Again, doesn't actually answer the questions. He's like a talking machine robot with faulty wiring. He's hitting the points, just not when prompted correctly. When faced with a real question, he goes back to the "Democrats Suck: Greatest Hits Collection"
Then, Holtz-Eakin does something with logic that I think I saw in Alice and Wonderland, and has his head shoved so far up his own rabbit-hole that he comes up with this wonderful nugget of wisdom:
HOLTZ-EAKIN: Let us be very clear that John McCain understands that had he looked like he would have been the key to the success, the Democrats would have attacked him and killed the deal. That's what you saw today. They were not going to let McCain do the job that he was trying to do, deliver a bill to help the American people.

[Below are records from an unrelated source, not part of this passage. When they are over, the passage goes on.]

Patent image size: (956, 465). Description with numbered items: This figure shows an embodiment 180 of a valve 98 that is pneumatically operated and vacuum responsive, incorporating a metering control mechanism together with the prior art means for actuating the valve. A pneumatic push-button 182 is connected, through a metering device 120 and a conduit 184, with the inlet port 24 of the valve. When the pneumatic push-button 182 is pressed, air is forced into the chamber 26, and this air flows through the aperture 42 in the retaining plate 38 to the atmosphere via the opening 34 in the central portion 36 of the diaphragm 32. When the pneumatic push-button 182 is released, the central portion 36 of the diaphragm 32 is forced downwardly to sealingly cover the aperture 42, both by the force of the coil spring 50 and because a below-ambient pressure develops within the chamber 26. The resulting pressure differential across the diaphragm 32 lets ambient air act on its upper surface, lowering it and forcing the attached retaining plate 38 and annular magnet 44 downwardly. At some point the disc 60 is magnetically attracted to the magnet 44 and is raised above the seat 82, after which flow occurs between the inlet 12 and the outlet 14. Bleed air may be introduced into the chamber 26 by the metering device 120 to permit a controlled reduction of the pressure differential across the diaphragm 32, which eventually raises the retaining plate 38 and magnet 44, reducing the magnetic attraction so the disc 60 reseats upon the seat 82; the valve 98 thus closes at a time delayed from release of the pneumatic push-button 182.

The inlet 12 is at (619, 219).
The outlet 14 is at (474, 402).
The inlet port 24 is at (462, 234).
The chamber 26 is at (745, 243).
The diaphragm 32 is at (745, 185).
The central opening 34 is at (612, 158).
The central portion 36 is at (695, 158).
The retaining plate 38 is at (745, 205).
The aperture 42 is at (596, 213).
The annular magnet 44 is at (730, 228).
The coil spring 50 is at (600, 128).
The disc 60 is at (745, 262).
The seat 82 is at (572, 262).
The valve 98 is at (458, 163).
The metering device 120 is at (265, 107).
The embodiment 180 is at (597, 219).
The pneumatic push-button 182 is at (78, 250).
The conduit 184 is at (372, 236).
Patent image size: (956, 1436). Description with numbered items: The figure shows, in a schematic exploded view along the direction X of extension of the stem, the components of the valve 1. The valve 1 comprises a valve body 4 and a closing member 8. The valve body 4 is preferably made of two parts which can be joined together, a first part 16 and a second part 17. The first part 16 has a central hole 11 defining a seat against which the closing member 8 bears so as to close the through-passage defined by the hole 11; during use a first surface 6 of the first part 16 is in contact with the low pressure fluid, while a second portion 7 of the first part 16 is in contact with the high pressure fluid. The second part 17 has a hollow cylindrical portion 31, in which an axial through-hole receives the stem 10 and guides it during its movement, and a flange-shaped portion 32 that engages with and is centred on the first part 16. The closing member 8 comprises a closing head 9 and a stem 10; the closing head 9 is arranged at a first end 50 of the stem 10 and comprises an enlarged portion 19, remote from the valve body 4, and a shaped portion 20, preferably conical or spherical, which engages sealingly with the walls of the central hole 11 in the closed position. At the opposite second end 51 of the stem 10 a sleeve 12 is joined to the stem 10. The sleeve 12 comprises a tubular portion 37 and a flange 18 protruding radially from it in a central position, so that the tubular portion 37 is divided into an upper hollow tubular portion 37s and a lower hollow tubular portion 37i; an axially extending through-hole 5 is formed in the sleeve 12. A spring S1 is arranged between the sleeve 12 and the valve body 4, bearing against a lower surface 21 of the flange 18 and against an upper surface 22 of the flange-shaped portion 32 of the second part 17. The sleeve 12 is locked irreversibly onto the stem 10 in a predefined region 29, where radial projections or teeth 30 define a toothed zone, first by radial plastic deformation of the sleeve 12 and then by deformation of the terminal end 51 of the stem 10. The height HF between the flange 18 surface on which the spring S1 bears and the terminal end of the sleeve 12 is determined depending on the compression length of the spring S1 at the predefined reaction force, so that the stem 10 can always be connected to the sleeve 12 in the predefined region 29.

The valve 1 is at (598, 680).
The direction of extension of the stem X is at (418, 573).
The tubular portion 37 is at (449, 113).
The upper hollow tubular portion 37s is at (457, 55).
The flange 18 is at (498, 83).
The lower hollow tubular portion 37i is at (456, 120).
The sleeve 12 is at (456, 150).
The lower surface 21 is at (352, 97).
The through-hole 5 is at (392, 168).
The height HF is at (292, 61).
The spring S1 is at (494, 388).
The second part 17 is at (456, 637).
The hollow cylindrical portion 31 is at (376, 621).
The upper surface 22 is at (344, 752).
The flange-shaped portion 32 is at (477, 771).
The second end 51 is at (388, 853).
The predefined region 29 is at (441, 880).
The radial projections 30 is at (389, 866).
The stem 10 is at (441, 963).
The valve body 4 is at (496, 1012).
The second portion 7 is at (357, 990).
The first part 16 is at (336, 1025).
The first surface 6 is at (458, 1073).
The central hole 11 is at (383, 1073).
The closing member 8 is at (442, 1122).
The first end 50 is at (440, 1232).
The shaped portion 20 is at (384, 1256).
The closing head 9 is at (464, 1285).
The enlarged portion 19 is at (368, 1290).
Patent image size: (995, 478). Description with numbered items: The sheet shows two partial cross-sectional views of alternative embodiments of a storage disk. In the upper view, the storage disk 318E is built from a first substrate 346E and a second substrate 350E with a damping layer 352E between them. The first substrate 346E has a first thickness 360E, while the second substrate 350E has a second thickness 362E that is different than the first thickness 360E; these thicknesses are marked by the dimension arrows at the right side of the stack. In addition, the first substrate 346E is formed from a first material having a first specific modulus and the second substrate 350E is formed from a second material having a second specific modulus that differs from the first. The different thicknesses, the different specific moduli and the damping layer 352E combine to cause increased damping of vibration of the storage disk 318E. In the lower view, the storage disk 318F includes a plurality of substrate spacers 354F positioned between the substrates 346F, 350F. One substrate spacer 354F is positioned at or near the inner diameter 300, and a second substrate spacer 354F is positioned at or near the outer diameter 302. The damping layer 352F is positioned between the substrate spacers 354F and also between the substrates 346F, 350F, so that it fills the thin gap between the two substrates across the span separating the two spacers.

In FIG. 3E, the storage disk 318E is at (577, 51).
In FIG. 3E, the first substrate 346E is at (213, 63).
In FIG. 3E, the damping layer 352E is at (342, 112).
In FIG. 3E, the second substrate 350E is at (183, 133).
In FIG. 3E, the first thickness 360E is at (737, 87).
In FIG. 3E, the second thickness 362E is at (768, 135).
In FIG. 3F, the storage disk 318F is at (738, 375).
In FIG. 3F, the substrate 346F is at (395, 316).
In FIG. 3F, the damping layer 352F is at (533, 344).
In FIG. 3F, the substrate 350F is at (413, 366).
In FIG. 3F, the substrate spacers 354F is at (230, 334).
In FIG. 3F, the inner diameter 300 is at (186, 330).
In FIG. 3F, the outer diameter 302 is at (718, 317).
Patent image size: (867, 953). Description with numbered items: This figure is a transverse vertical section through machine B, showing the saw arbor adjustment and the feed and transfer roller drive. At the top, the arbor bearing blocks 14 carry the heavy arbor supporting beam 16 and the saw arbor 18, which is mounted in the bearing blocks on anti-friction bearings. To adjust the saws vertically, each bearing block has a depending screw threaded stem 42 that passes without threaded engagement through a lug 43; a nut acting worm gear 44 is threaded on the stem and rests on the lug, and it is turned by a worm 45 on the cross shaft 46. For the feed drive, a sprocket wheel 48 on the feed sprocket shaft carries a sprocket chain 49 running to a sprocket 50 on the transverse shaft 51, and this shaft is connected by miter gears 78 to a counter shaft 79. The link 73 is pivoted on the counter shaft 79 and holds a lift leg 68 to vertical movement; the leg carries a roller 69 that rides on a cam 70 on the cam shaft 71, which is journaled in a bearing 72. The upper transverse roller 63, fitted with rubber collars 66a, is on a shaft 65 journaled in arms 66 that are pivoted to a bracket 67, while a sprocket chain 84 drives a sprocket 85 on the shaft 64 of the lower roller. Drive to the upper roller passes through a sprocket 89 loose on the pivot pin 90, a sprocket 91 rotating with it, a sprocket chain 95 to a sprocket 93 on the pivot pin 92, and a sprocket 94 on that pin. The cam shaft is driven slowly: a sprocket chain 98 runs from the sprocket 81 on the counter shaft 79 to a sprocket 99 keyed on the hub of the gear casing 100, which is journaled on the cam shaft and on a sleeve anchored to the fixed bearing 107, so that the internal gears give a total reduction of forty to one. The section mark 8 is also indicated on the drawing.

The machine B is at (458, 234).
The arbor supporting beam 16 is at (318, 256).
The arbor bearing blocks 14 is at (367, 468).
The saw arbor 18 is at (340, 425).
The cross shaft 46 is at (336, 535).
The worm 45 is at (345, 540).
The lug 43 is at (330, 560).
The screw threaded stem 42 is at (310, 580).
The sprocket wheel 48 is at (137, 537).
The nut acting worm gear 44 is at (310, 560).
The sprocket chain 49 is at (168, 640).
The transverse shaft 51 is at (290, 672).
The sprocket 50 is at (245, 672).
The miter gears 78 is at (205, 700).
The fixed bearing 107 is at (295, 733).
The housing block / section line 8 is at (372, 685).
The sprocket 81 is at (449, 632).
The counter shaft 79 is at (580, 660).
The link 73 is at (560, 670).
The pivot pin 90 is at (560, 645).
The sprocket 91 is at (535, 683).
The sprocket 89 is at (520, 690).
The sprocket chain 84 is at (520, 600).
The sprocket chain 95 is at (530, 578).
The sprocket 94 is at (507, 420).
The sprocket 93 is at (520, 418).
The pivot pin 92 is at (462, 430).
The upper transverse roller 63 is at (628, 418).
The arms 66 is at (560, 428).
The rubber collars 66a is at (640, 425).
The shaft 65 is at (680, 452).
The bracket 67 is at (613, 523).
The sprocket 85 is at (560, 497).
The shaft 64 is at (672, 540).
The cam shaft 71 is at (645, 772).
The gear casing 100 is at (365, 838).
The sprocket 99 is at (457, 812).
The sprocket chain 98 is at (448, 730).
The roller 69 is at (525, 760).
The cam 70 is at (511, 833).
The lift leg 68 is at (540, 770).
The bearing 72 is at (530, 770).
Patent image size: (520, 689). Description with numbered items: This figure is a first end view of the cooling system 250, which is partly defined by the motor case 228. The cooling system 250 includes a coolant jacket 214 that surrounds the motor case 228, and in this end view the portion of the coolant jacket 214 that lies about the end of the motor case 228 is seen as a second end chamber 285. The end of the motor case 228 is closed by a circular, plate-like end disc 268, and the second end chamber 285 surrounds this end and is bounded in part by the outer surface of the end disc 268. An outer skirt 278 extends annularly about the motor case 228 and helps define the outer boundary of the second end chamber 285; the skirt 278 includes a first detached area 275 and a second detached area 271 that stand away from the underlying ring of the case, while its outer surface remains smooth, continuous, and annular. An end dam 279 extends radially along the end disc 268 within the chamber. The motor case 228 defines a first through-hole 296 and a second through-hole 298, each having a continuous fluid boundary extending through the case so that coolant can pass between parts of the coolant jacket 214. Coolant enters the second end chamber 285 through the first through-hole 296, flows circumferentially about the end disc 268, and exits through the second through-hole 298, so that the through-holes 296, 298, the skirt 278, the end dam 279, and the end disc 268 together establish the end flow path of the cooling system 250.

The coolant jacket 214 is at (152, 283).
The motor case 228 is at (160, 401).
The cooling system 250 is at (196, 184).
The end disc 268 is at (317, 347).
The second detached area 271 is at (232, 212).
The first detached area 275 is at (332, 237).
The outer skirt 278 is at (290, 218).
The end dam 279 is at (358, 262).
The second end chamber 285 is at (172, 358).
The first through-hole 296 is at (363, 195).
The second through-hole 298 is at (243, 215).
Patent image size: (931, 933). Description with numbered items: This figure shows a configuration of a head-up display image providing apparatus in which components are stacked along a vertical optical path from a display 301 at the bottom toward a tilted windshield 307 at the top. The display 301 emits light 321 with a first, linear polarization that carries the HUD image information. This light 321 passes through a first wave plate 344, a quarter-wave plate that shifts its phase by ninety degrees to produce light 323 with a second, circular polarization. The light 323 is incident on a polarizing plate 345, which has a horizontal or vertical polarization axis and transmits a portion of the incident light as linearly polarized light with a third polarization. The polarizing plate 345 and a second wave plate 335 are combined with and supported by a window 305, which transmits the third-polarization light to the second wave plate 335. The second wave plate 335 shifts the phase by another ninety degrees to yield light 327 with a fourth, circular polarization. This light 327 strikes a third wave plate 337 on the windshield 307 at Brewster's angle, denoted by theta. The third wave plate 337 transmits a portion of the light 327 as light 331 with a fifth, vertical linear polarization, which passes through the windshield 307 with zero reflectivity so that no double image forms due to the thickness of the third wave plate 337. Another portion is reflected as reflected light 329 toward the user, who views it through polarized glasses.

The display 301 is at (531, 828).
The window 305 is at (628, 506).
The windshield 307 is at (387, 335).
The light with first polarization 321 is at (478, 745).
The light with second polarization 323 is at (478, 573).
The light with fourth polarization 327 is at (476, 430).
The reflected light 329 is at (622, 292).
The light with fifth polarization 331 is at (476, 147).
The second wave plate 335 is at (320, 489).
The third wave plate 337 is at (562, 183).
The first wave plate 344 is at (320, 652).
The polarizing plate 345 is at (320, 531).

OK. Let's follow this. Students, take out your notebooks. John McCain suspended his campaign to go help pass the bailout. Because he's so mavericky. But then, in another mavericky move, he decided that his helping with the bailout would only hurt. So either way, whether or not John McCain shows up, he's doing something wrong. Obama, on the other hand, can only do wrong. He didn't show up. So he screwed up. But the Democrats, they were there, and they pushed too hard. So they screwed up.
Looks around at classroom of students. Half are drooling. Many have left. One is trying to shove his pencil through his earlobe, to distract him from the pain
I'll give him credit. At least, like Lindsey Graham, he wasn't too tired to shill for McCain.
The coup de grace (Shuster finally asks him a direct question):
SHUSTER: You said he was there to deliver Republican votes. The fact of the matter is, he did not.
HOLTZ-EAKIN: He took process from dead in the water to a vote in the House of Representatives this morning. absolutely dead in the water, no hope whatsoever, a bill everyone condemned. This morning we had a vote only because of John McCain. That vote could have been successful, but the Democrats behaved poorly. That's too bad.
So Holtz-Eakin moves the bars. John McCain's McMaverickness was a success. You wanna know why? Not because he got it passed. Because he ALMOST did. But Obama showed poor leadership. Why? Because he couldn't even get it passed!
And then, to top it all off, "Democrats behaved poorly". Wah. F*cking. Wah. Cry me a river.
John McCain didn't suspend his campaign. His campaign suspended logic.
But hey. It's just our economy in the balance.